The MacBride Report - 25 Years Later, Vol. 12 - 2005, No. 3
The MacBride Report initiated a wide international debate not only within the professional circles but also amongst the broader public. This debate provoked a major political and ideological confrontation in which the opponents of the Report’s orientation endeavoured to disqualify the entire Report and particularly so its recommendations. Consequently, the entire work of UNESCO in the field of information and communication was heavily criticised and obstructed. The Introduction presents an insight into the work of the Commission by one of its active members, and key recommendations proposed by the MacBride Commission for future activities in the field of information and communication.
From “Many Voices, One World” to “ Many Worlds, One Voice”: Reflections on Current International Communication Realities in the Age of Globalization
Since its publication in October 1980 by UNESCO’s International Commission for the Study of Communication Problems, the MacBride Report has spawned heated discussions on issues relating to cross-border media flows, professional norms and ethics, communications technologies, and the role of media in social transformation. In this article, the writer argues that political, economic and cultural transformations in the global arena over the past 15 years have given rise to new realities that seem antithetical to the MacBride legacy of “many voices and one world.” It has been noted that growing U.S. domination of world political and economic developments has had adverse effects on a range of communication issues like diversity, cultural identity, sovereignty and the right to communicate. However, the writer draws on current globalisation literature to argue that while the world seems to be converging on a globalised American-style model of political, cultural and economic evolution, forces of indigenous cultural expressions embedded in non-Western communities will always make a difference in the emerging communication landscape.
“Missing links” in Communication Studies: Systemic Learnings and Forgetting in an “information society”
This paper is orientated towards a contextual reading of the MacBride Report. This suggests that the Report can be fruitfully read as “socially situated” (shaped by its essentially political rather than scholarly role) and it also implies attention to the many changes in the framework, structures and flows of international communication since 1980. The paper notes selective aspects of the concerns and orientations which informed the MacBride Report, particularly those addressing structural features of unequal resources and power in a post-colonial world which, in turn operate to shape communication inequalities. It finds such issues have been somewhat neglected or inadequately addressed, both in the communication studies field and in international policy discourses in more recent times. The paper describes certain recent developments in neighbouring fields which closely resonate with aspects of the earlier report – in particular, the growth or revival of interest in the concept of “imperialism.” Whilst imperialism has become something of a neglected (if not quite taboo) term in communication studies in recent times, it is now addressed more openly in other influential domains. This paper argues that re-engagement with this concept is now overdue and potentially fruitful for both the contemporary “academic” communications studies field and for the agenda of “policy” research issues.
The report of the MacBride Commission is credited to have brought information- and communication-related issues onto the global agenda and therefore occupies a prominent place in the history of international communication. After revisiting the New World Information and Communication Order (NWICO) debates closely associated with the MacBride Report, this article contends that, despite many advances in democratization of the media, some of the key criticisms in the report are as valid in 2005 as they were in 1980, when it was published. Focusing on the global South, the article argues that the globalisation, privatisation and marketisation of the media, exemplified by what it terms as “Murdochisation,” has undermined public discourse in a global media culture predicated on entertainment and infotainment.
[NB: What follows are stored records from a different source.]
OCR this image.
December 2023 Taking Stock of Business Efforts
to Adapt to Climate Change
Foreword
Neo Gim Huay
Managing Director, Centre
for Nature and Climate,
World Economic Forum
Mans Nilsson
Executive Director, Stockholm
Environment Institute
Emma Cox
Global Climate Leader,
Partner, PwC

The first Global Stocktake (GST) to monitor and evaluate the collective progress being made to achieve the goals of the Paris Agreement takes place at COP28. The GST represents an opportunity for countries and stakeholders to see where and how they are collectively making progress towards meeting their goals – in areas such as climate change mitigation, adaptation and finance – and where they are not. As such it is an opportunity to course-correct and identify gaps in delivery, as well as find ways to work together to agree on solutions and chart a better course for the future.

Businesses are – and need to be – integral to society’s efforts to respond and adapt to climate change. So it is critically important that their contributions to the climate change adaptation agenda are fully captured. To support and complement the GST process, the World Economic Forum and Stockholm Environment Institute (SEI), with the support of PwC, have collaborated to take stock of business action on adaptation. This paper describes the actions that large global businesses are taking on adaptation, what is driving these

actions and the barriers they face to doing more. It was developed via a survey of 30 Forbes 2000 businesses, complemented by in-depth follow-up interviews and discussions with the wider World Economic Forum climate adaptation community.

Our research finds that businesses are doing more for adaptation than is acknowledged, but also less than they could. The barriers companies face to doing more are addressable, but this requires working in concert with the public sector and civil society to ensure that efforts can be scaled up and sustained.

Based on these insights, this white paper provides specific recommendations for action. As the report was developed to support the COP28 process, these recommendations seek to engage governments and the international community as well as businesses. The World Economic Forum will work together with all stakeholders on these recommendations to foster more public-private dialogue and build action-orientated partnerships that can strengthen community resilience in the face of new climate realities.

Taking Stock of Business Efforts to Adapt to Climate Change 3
UNESCO’s MacBride report attributes to communication a substantial role in matters of democratisation and peace and, thus, provides a firm foundation on which to build toward a better understanding of media as a resource for enriching democratic culture to resist war. Accordingly, this paper works at the intersection of media and messages to advance the argument that democratic peace-building communication is usefully thought of as a tactic, or set of re-humanizing tactics, of dissent exercised by citizens operating in media saturated settings to resist the dehumanizing caricatures propagated by war propaganda. The notion of web-watching as a creative use of alternative media to locate incipient peace-building metaphors is examined and briefly illustrated with reference to an emergent image of secular bomber as homeland defender.
The MacBride Report identified communication as a basic individual and collective right, and offered a range of recommendations to protect it. Among other things, the report highlighted the need to strengthen cultural identity, provide diversity of choice in media, reduce the commercialisation of communication, and remove obstacles to individuals’ participation. This paper, based on interviews with journalists, argues that in the case of British local journalism, a market logic works against the right to communicate. The increasing dominance of resource-poor, chain-owned weekly newspapers has encouraged the rise of an anti-political journalism. I look at the anti-political tendencies of UK local journalism by focusing on campaigns, editorials and letters to the editor – the opinionated journalism through which local newspapers may advance social change. I argue that journalism-on-the-cheap, as practiced in local papers, becomes a journalism of consensus; one which has the power to enhance community solidarity but cannot question the status quo.